The Practice Of Conscious Change

Resisting change

Most of us prefer to stay in our comfort zone and resist trying something new or making a change.  Rather than take a calculated risk we would rather stay where we are because where we are is something we are familiar with.  In some cases, possibly many, our present circumstances are not beneficial and may even be painful.

As human beings, our growth does not come from being in a comfortable place.  Pushing the envelope, taking risks, and making changes in our lives allows us to grow and become more than we were before taking those steps.  This can be done by taking small steps, making small changes that add up over time.

Once in a while, a quantum leap is made.  Many times this kind of change is thrust upon us by a life-altering situation, such as divorce, death, illness, accident or some other adverse occurrence.

When this happens we don’t have a choice about the event.  However, we always have a choice about how we will respond to the situation, and that can make a world of difference!  Our attitude about life in general as well as specific events in our life can be changed.  We have the inherent ability to alter the way we think and modify our beliefs.  Yes, it takes effort but we are capable, and the more we make these adjustments the easier it becomes to adapt.

We determine how we react to any given situation in life.  One can react with fear, or look at it as an opportunity, wondering what good will come from it?  Every challenging situation has a jewel within.  It provides a valuable lesson when we are willing to learn.  If we are not willing to learn life has a way of presenting us with similar situations over and over again until we decide to master the situation.  We have free will, so we can brood about the problem; on the other hand, we can also consider the situation a gift, an opportunity and make the best of it.  When we look for the gift we find it!  Not only do we find the jewel but it helps us move through the event with much more ease and grace.

We have probably all heard stories of someone who has had a tragedy of some sort in their life; an unfortunate event.  What happens to them after the incident shows their true character and attitude toward life.  A prime example is Christopher Reeve.  This man was on top of his world when a horse-riding accident paralyzed him and changed his life.  He could have been a bed-ridden individual feeling sorry for himself the rest of his life, instead, he chose to continue to live life to the fullest and was a powerful inspiration for many.  Compared to Christopher Reeve, in most cases, our problems are minuscule.

Detour - Conscious change

Change is inevitable whether we accept and embrace it or not.  Whether we like it or not we are going to experience change.
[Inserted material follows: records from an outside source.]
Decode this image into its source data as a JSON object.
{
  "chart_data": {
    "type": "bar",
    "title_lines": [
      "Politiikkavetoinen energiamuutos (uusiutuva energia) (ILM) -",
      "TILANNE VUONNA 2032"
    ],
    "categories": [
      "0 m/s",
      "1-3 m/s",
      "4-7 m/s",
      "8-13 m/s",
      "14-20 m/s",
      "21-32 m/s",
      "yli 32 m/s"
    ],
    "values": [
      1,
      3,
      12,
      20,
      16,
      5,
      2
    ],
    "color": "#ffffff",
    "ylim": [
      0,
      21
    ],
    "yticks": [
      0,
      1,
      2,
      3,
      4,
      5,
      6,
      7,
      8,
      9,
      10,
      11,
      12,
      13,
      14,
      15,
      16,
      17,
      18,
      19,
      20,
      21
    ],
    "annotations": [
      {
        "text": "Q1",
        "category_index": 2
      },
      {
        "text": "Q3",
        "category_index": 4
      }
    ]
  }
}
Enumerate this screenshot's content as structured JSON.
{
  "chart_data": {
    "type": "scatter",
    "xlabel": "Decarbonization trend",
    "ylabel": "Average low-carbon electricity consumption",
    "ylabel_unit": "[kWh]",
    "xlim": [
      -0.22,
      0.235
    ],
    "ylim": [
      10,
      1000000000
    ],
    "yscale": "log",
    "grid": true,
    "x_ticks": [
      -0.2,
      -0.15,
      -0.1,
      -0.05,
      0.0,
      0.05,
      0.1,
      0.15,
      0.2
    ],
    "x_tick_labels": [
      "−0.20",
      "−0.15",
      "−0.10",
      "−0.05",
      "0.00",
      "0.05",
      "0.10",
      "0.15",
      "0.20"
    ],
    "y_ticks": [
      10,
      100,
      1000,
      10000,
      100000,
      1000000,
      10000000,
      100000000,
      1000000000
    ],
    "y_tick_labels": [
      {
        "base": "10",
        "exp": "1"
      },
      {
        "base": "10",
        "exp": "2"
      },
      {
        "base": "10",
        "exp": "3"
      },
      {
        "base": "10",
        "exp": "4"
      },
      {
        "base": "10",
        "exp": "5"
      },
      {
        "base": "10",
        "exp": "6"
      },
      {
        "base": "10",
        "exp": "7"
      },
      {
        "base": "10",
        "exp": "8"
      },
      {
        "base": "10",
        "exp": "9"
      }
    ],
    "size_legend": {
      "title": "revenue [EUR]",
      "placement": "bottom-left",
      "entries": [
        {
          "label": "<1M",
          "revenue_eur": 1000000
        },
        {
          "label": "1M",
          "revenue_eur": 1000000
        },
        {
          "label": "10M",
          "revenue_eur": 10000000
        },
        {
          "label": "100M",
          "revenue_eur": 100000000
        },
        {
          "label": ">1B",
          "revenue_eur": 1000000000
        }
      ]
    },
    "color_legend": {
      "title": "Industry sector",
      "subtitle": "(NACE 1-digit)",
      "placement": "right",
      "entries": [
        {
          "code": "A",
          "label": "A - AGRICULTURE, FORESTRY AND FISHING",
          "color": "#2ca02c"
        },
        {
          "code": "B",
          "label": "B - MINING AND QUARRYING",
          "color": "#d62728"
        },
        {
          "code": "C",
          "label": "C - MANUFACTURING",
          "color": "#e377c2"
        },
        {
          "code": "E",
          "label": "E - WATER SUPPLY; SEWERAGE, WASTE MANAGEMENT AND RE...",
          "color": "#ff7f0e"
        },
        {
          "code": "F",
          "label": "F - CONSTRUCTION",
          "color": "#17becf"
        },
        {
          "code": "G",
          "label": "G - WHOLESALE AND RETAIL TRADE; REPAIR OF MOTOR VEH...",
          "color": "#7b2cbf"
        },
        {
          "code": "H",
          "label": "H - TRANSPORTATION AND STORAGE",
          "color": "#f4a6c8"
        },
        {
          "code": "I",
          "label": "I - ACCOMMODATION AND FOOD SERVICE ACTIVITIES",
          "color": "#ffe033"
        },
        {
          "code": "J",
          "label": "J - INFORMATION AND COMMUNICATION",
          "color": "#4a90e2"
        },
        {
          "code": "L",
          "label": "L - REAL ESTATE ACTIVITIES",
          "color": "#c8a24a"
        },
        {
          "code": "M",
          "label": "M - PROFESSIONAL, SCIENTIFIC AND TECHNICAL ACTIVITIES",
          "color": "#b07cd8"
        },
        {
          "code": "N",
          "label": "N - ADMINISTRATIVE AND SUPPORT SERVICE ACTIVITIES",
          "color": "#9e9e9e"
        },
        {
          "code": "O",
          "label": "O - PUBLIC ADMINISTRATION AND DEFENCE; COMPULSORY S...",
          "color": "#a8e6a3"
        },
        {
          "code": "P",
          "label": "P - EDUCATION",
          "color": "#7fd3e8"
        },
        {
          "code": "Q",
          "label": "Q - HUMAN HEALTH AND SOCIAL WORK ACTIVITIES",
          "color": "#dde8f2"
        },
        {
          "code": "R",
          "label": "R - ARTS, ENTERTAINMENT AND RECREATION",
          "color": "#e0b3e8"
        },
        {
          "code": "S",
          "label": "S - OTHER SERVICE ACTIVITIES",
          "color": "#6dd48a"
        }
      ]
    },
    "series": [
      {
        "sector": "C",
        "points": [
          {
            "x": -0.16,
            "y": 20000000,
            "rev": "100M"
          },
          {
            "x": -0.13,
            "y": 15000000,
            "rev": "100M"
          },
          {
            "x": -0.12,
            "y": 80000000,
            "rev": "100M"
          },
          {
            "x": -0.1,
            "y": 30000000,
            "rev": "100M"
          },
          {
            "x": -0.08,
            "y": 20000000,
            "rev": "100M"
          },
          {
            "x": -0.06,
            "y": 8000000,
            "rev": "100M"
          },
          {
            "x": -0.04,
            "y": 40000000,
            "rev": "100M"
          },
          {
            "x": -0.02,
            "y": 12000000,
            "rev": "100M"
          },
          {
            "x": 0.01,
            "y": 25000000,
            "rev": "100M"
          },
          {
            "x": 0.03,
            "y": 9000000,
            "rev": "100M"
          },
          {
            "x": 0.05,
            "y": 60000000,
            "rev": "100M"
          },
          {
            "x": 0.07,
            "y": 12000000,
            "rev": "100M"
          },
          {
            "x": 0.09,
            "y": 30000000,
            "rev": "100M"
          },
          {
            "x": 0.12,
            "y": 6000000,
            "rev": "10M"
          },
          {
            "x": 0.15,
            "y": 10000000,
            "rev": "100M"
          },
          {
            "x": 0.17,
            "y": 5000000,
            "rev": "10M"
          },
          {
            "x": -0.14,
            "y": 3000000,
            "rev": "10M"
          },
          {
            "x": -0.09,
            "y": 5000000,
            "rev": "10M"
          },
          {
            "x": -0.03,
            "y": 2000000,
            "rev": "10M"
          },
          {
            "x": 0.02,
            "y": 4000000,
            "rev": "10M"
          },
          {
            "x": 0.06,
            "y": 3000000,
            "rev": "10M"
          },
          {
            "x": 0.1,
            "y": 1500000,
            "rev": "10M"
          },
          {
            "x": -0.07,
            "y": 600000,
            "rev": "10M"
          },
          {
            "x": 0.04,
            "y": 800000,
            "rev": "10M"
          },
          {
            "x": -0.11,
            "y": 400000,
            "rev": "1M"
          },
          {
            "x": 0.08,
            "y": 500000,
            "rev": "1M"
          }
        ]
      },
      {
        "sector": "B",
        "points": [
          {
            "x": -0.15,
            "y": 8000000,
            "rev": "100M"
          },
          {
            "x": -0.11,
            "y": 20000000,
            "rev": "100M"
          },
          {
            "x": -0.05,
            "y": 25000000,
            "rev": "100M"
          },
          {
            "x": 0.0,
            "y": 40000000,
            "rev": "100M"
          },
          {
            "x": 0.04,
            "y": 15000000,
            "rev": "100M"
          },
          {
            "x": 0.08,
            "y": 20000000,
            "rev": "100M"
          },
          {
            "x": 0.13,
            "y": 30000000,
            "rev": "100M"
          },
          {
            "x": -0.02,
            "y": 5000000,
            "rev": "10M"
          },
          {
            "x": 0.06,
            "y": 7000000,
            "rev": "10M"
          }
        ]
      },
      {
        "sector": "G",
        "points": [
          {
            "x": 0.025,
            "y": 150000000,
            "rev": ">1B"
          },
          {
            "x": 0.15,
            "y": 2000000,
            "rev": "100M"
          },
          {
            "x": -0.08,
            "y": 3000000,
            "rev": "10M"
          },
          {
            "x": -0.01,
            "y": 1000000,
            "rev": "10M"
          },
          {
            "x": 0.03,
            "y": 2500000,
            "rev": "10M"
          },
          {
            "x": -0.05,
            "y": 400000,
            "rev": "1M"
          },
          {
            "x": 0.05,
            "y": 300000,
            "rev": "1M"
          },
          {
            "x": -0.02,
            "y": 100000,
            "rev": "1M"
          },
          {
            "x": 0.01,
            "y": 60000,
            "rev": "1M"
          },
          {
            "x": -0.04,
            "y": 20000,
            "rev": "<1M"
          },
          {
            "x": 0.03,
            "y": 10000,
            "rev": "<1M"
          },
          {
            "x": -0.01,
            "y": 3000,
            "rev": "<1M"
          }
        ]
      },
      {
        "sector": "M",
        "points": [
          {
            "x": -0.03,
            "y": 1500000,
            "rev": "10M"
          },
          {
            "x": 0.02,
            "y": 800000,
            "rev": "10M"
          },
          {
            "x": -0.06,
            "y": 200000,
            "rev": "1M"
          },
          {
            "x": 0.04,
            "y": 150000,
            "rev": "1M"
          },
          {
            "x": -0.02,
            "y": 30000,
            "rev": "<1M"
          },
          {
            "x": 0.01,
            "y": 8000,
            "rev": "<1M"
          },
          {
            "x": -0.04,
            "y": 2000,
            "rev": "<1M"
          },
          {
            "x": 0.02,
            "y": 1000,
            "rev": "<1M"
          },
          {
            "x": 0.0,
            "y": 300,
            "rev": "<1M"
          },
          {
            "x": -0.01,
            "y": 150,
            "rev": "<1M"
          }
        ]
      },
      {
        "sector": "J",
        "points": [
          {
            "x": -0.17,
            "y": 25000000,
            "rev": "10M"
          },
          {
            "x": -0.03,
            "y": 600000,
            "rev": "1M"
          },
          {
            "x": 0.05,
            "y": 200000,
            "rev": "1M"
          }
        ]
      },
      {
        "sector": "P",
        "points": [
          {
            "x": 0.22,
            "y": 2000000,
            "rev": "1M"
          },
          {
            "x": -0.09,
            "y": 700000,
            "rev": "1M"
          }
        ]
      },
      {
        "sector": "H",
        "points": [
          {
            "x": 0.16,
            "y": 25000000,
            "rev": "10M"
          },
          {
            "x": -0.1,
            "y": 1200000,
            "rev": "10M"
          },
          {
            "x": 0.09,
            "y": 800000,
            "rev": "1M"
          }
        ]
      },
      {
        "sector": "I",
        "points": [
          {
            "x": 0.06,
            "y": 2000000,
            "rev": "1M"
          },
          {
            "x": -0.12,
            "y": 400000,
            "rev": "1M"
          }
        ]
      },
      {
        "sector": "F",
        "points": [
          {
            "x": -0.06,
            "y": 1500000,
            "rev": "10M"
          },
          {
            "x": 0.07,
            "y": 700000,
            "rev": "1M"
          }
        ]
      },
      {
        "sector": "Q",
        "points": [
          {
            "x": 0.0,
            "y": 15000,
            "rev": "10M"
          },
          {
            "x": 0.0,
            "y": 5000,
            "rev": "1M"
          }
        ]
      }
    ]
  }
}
Period. Change is an essential aspect of life.  So, our only choice is how we respond to change.  Are we embracing change, even seeking it, so that we can expand our awareness, knowledge, and wisdom, or are we resisting the inevitable; are we resisting change, thereby denying ourselves the wisdom of the experience?  Of course, if we are resisting it will most likely be thrust upon us again, providing another opportunity to embrace the challenge and learn from the experience.

My suggestion is that you embrace change.  In fact, if you are not feeling a little uncomfortable with your circumstances periodically, look for something that will challenge you, something that puts you outside your comfort zone, and notice the sense of satisfaction you have after moving through that experience.

Initiating this can be as simple as taking a different direction to work periodically or some other place you go regularly.  It can be reading if you don’t normally read, taking a walk if you don’t normally do so.  Initiating change in your life can be smiling at a stranger or complementing someone if this is not something you normally do.  After a while, some of your new ventures will become a normal practice for you, and even if they don’t you will have ventured out of your cocoon like a butterfly and that alone will provide a feeling of accomplishment.

Follow your heart, embrace joy and thrive!